Ханс проводил их до конца города.
– Отчего ты так печален, Ханс? – спросил я, когда он вернулся.
– Потому что я очень полюбил Бену, – ответил он, вертя свою шляпу в руках, – он всегда был добр ко мне и так хорошо умел стряпать. Теперь эту работу придется делать мне, а я не люблю этого.
– Но ведь он еще жив, Ханс!
– Это верно, баас, но он скоро умрет, потому что тень смерти была видна в его глазах.
– А лорд Рэгнолл?
– Я думаю, что он останется жив, баас, у него не было этой тени.
Всю следующую ночь я не смыкал глаз и лежал, полный тягостных опасений.
На рассвете я услышал стук в нашу дверь и шепот лорда Рэгнолла, просившего открыть ее. Я зажег свечу, – их у нас был большой запас.
Ханс открыл дверь.
В комнату вошел лорд Рэгнолл. По его лицу я сразу увидел, что произошло что-то ужасное. Он подошел к кувшину с водой и выпил три чашки одну за другой.
– Сэвэдж погиб, – сказал он и остановился, как бы припоминая что-то страшное.
– Слушайте, – продолжал он, – мы поднимались по склону горы и не стреляли, хотя видели множество куропаток и коз. К наступлению сумерек мы подошли к отвесной каменной стене, на которую не было никакой возможности взобраться.
Здесь мы увидели тропинку, ведущую к отверстию пещеры, или тоннеля. Пока мы раздумывали, что предпринять, появилось восемь или десять одетых в белое людей, которые схватили нас прежде, чем мы успели оказать какое-либо сопротивление. Потом, после некоторого совещания, их предводитель знаками объяснил нам, что мы свободны. Они ушли, унося с собой наши ружья и пистолеты, и, уходя, смеялись так странно, что их смех встревожил меня. Мы стояли в нерешительности. Уже становилось темно. Я спросил Сэвэджа, что теперь делать, ожидая, что он предложит вернуться в город. К моему удивлению он ответил: «Конечно, идти дальше, ваша светлость. Не надо позволять думать этим скотам, что мы, белые люди, ни шагу не смеем ступить без наших ружей».
С этими словами он зажег потайной фонарь.

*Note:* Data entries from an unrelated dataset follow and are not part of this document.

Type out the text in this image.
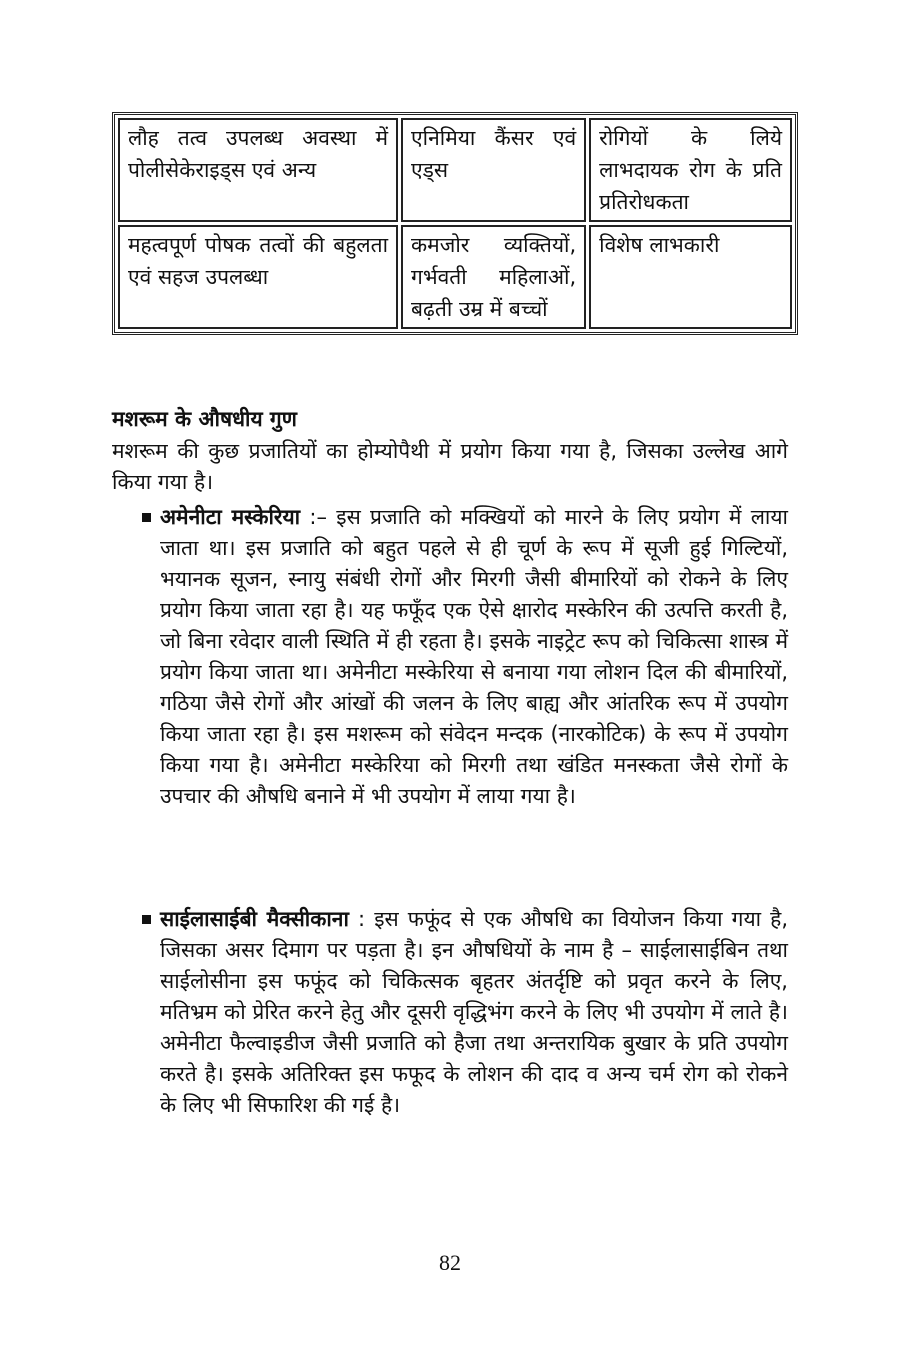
लौह तत्व उपलब्ध अवस्था में पोलीसेकेराइड्स एवं अन्य	एनिमिया कैंसर एवं एड्स	रोगियों के लिये लाभदायक रोग के प्रति प्रतिरोधकता
महत्वपूर्ण पोषक तत्वों की बहुलता एवं सहज उपलब्धा	कमजोर व्यक्तियों, गर्भवती महिलाओं, बढ़ती उम्र में बच्चों	विशेष लाभकारी
मशरूम के औषधीय गुण
मशरूम की कुछ प्रजातियों का होम्योपैथी में प्रयोग किया गया है, जिसका उल्लेख आगे किया गया है।
अमेनीटा मस्केरिया :– इस प्रजाति को मक्खियों को मारने के लिए प्रयोग में लाया जाता था। इस प्रजाति को बहुत पहले से ही चूर्ण के रूप में सूजी हुई गिल्टियों, भयानक सूजन, स्नायु संबंधी रोगों और मिरगी जैसी बीमारियों को रोकने के लिए प्रयोग किया जाता रहा है। यह फफूँद एक ऐसे क्षारोद मस्केरिन की उत्पत्ति करती है, जो बिना रवेदार वाली स्थिति में ही रहता है। इसके नाइट्रेट रूप को चिकित्सा शास्त्र में प्रयोग किया जाता था। अमेनीटा मस्केरिया से बनाया गया लोशन दिल की बीमारियों, गठिया जैसे रोगों और आंखों की जलन के लिए बाह्य और आंतरिक रूप में उपयोग किया जाता रहा है। इस मशरूम को संवेदन मन्दक (नारकोटिक) के रूप में उपयोग किया गया है। अमेनीटा मस्केरिया को मिरगी तथा खंडित मनस्कता जैसे रोगों के उपचार की औषधि बनाने में भी उपयोग में लाया गया है।
साईलासाईबी मैक्सीकाना : इस फफूंद से एक औषधि का वियोजन किया गया है, जिसका असर दिमाग पर पड़ता है। इन औषधियों के नाम है – साईलासाईबिन तथा साईलोसीना इस फफूंद को चिकित्सक बृहतर अंतर्दृष्टि को प्रवृत करने के लिए, मतिभ्रम को प्रेरित करने हेतु और दूसरी वृद्धिभंग करने के लिए भी उपयोग में लाते है। अमेनीटा फैल्वाइडीज जैसी प्रजाति को हैजा तथा अन्तरायिक बुखार के प्रति उपयोग करते है। इसके अतिरिक्त इस फफूद के लोशन की दाद व अन्य चर्म रोग को रोकने के लिए भी सिफारिश की गई है।
82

Я смотрел на него с изумлением.
– Меня что-то тянет в эту пещеру, – продолжал он. – Вероятно, это смерть. Но что бы там ни было, я должен идти.
Я думал, что он потерял рассудок, и хотел удержать его. Но он быстро побежал к пещере. Я последовал за ним и, когда достиг ее, Сэвэдж уже пробежал ярдов восемь по тоннелю. В это время я услышал ужасный шипящий звук и восклицание Сэвэджа: «О, Боже!» Фонарь выпал из его рук, но не потух. Я бросился вперед и поднял его. Между тем Сэвэдж побежал дальше в глубину пещеры. Я поднял фонарь над головой и вот что увидел.
Шагах в десяти от меня, протянув руки, плясал – да, именно плясал, Сэвэдж под звуки ужасной шипящей музыки. Я поднял фонарь выше и увидел футах в девяти за Сэвэджем почти у самого потолка тоннеля голову неслыханно огромной змеи. Эта голова, которая едва уместилась бы в тачке, держалась на шее, имевшей толщину моей талин. В темноте обрисовывалось огромное покачивающееся тело серо-зеленого цвета, отливавшее золотом и серебром. Змея шипела, раскачивал своей огромной головой, и вдруг откинула ее назад и застыла на несколько секунд. Сэвэдж остановился, наклонившись немного вперед, как бы кланяясь гадине. В следующее мгновение она бросилась на Сэвэджа… Послышался ужасный треск костей… Я отшатнулся к стене пещеры и на минуту закрыл глаза, так как почувствовал слабость. Открыв их снова, я увидел на полу нечто бесформенное (то были останки Сэвэджа), а над ним огромную змею, смотревшую на меня своими стальными глазами. Я бежал из этой ужасной пещеры. Заблудившись на склоне горы, я бродил в продолжение нескольких часов, пока не вышел к окраине города.
После этого мы долгое время сидели молча. Наконец Ханс сказал невозмутимым тоном:
– Уже рассвело, баас. Я потушу свечу; зачем ей даром гореть. Теперь мне надо готовить завтрак. Эта дьявольская змея позавтракала Беной, но я надеюсь позавтракать ею. Змеи бывают вкусны, баас, если их умело приготовить по-готтентотски.